SB 3 (2023), online privacy, data and safety protections for minors

In force

Conn. Gen. Stat. ch. 743jj (Public Act 23-56)

Effective 2024-07-01 · Applies to private

Amends the Connecticut Data Privacy Act so social media platforms must honor a minor's request to unpublish or delete their account (effective July 1, 2024), and requires controllers offering services to known minors under 18 to use reasonable care against heightened risk of harm, including limits on targeted advertising, certain profiling, and precise geolocation collection (effective October 1, 2024).

Age threshold18
PenaltiesEnforced solely as an unfair trade practice by the Attorney General.
Enforcement bodyConnecticut Attorney General
Private suitsno

Source: Conn. Gen. Stat. ch. 743jj (Public Act 23-56)

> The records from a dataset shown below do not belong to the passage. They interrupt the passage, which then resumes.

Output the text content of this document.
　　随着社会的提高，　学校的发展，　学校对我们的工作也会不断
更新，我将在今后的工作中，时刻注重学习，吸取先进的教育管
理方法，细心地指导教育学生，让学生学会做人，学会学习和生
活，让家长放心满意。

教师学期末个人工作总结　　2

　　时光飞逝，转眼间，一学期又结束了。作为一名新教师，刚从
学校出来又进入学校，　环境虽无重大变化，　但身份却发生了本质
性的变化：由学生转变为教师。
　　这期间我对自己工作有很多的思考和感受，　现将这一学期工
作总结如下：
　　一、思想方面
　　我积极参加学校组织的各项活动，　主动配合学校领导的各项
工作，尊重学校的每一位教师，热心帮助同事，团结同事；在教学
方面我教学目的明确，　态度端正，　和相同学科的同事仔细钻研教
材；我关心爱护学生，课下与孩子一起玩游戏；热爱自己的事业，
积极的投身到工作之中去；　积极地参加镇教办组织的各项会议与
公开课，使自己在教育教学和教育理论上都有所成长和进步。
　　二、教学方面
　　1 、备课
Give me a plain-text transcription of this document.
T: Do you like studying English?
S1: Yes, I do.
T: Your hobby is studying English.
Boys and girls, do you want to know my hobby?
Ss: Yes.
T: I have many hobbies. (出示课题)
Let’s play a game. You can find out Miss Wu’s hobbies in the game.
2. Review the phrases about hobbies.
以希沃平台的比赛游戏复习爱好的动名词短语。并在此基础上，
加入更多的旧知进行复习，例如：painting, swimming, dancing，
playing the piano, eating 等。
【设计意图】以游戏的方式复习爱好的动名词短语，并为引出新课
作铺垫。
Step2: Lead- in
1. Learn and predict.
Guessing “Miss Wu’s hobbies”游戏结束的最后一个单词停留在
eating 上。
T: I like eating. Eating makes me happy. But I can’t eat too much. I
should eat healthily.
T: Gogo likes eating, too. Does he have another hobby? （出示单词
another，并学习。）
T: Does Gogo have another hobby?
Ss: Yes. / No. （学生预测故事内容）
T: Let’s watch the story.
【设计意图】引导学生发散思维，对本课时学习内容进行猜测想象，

SB 5 (2026), An Act Concerning Online Safety, social media protections for minors

Enacted, not yet in force

Public Act No. 26-15, Sec. 39 (2026)

Effective 2028-01-01 · Applies to private

Part of a 39 section omnibus online safety and artificial intelligence act signed June 2, 2026. Section 39 bars covered platforms from showing a user personalized algorithmic recommendations unless the operator uses commercially reasonable and technically feasible methods to determine the user is not a minor under 18, or obtains verifiable parental consent for a minor; bars notifications to minors between 9:00 p.m. and 8:00 a.m. absent parental consent; requires protective defaults for minor accounts including a one hour per day limit on algorithmic feeds; requires deletion of age determination data; and requires annual public disclosures.

Age threshold18
Verification methodsparental consent, third party service
PenaltiesEnforced solely by the Attorney General as an unfair trade practice; no private right of action.